Today, I am sharing a part of myself that has felt so taboo.
Original piece by Caroline A. Loftus, Survivable.
Stopping the stigma of mental health once and for all. Here's to all people leading healthier and happier lives.
"PROJECT SEMICOLON IS A GLOBAL NON-PROFIT MOVEMENT DEDICATED TO PRESENTING HOPE AND LOVE FOR THOSE WHO ARE STRUGGLING WITH MENTAL ILLNESS, SUICIDE, ADDICTION AND SELF-INJURY. PROJECT SEMICOLON EXISTS TO ENCOURAGE, LOVE AND INSPIRE. STAY STRONG; LOVE ENDLESSLY; CHANGE LIVES"
I, myself, have struggled with mental illness, suicide, addiction, and self-injury.
I decided to read into this project when I was researching what to do for my 20 x 30 project. I was looking through Pinterest, unimpressed. I kept on seeing all of these semicolons on the pictures under the category "Mental Illnesses". I knew a little bit about the project, and then decided to look into it a little bit more. I knew that I needed to find something meaningful for my poster, as all art should have meaning.
While fiddling around with my poster, moving from a 3D triangle poster about the Anatomy and Physiology of mental illness to the music portion of mental illness, I found that I was over looking something so meaningful and simple, the semicolon.
I looked into it a little more and found my inspiration.
I already knew that I wanted to use the outline of a face and have everything be black, other than the empty holes that made up the faces structure. I put mental health words inside of the face in bright colors, and then made everything else black and white.
Looking at what I had made so far made me realize that the simplicity of just a face with such powerful words inside told a story all in itself.
The face signifies the light in the dark. No matter what we are labeled, we will get through it, and it is all survivable.
One of my classmates who did a poster also talked about how just one sentence isn't enough to tell a story or get a point across. Obviously I wasn't going to tell him that I disagreed, but I did.
I have one apparent word on my poster, Survivable.
I believe that this one word tells the point of my poster perfectly. Its simple, straight to the point, and flexible. People can look at my poster and think of it how they want. They can make up their own story and apply it. They can interpret it as they like.

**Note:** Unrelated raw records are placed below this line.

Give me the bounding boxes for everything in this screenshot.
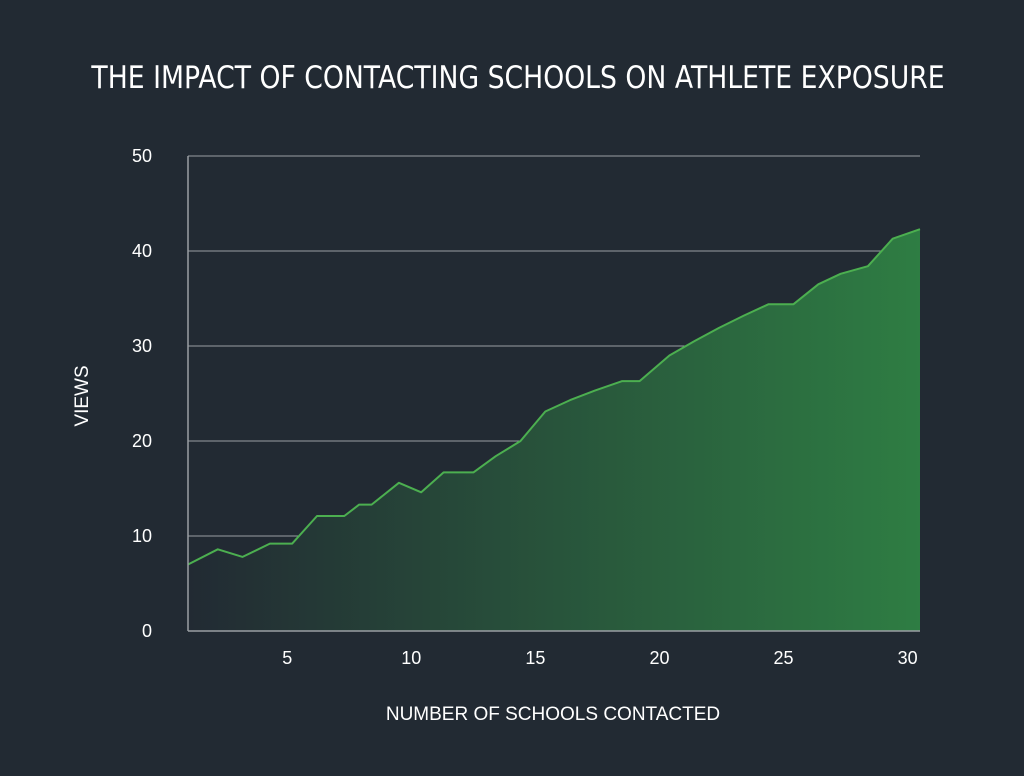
y-tick-label: 50 [132,146,152,166]
x-tick-label: 10 [401,648,421,668]
x-tick-label: 15 [525,648,545,668]
y-tick-label: 20 [132,431,152,451]
y-tick-label: 40 [132,241,152,261]
x-tick-label: 25 [774,648,794,668]
tick-labels: 0 10 20 30 40 50 5 10 15 20 25 30 [132,146,918,668]
area-fill [188,229,920,631]
chart-title: THE IMPACT OF CONTACTING SCHOOLS ON ATHL… [91,60,945,96]
x-tick-label: 5 [282,648,292,668]
axes [187,156,920,632]
x-tick-label: 30 [898,648,918,668]
x-axis-title: NUMBER OF SCHOOLS CONTACTED [386,704,720,725]
x-tick-label: 20 [649,648,669,668]
y-tick-label: 10 [132,526,152,546]
y-tick-label: 30 [132,336,152,356]
area-layer [187,228,921,631]
y-axis-title: VIEWS [72,365,93,426]
series-line [187,228,921,566]
y-tick-label: 0 [142,621,152,641]
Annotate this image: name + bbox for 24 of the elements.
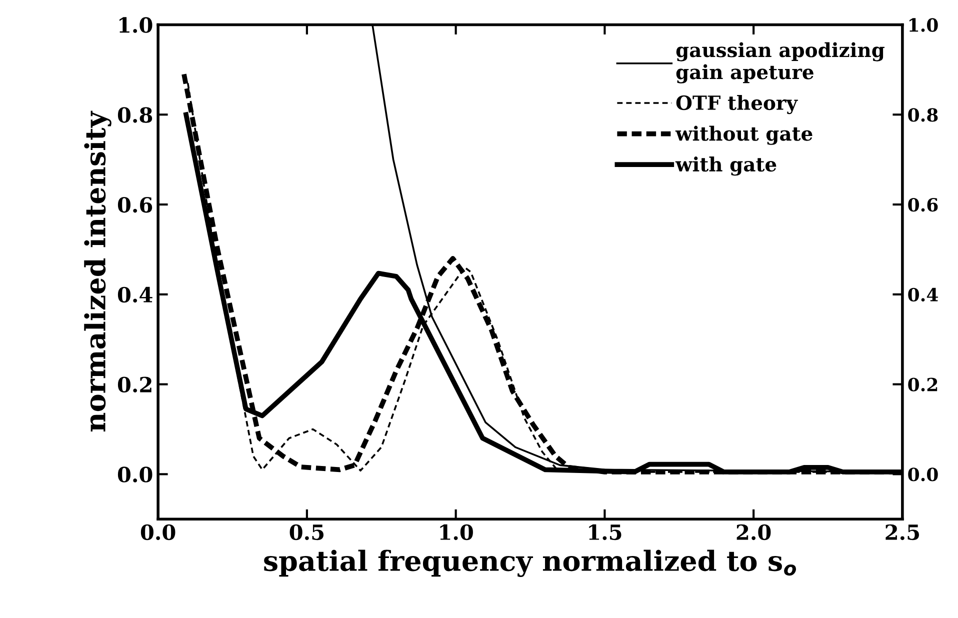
y-tick-label: 0.8 xyxy=(118,107,152,123)
y-tick-label: 0.0 xyxy=(118,466,152,482)
x-tick-label: 1.0 xyxy=(440,524,473,540)
y2-tick-label: 0.2 xyxy=(908,378,938,392)
legend-label: without gate xyxy=(675,126,812,145)
x-axis-title: spatial frequency normalized to s$_{o}$ xyxy=(264,550,796,577)
y-tick-label: 1.0 xyxy=(120,17,152,33)
y-tick-label: 0.2 xyxy=(118,376,152,392)
x-tick-label: 0.5 xyxy=(290,524,324,540)
y-tick-label: 0.6 xyxy=(118,196,152,213)
y2-tick-label: 0.0 xyxy=(908,468,938,482)
y-tick-label: 0.4 xyxy=(118,286,152,303)
y2-tick-label: 0.8 xyxy=(908,108,938,122)
x-tick-label: 2.5 xyxy=(886,524,919,540)
x-tick-label: 1.5 xyxy=(589,524,622,540)
x-tick-label: 2.0 xyxy=(736,524,771,540)
x-tick-label: 0.0 xyxy=(140,524,176,540)
legend-label: gaussian apodizing gain apeture xyxy=(676,42,884,84)
y-axis-title: normalized intensity xyxy=(84,110,112,432)
legend-label: with gate xyxy=(675,156,776,176)
y2-tick-label: 0.6 xyxy=(908,198,938,212)
y2-tick-label: 0.4 xyxy=(908,288,938,302)
y2-tick-label: 1.0 xyxy=(910,18,938,32)
legend-label: OTF theory xyxy=(676,95,798,114)
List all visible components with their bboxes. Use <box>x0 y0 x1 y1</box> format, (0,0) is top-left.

They can crush the mental health stigma but using their own thoughts and creating a story of their own out of looking into my poster. They can make it personal.
It was so important to me to have the concept of my poster open. I want people to have to go up and look at it. I want them to have to think about it. I wanted to have it be personal to people for their own reasons. I want people to think of a time that reminds them of mental health when they look at my poster, apply it to their own life, and then be able to say, "you know what? It is survivable".
Personal. Relatable. Thoughtful.
I have always appreciated minimalism and simplicity. As an important part of my life, I put it in my poster. I made it simple and easy to judge so people can think about it and figure out what they think it means on their own. Its up to interpretation.
I am proud of this certain piece. Even if it is dark and not as artistic as others I have seen, I know that it relays such an important message. Throughout my time in Electronic Design, I have been able to make pieces of art that have important meaning behind them.
I am proud to say that this piece is one of my favorites, and has helped me realize that what we go through is survivable, not a death sentence.
Lets stop the mental health stigma, and create a safer environment for the ones behind us. Carving paths for future generations.
"Our shoes are tattered and torn, but our feet are dry. As for our places in history, we will run naked through your streets before we sit decorated in your halls."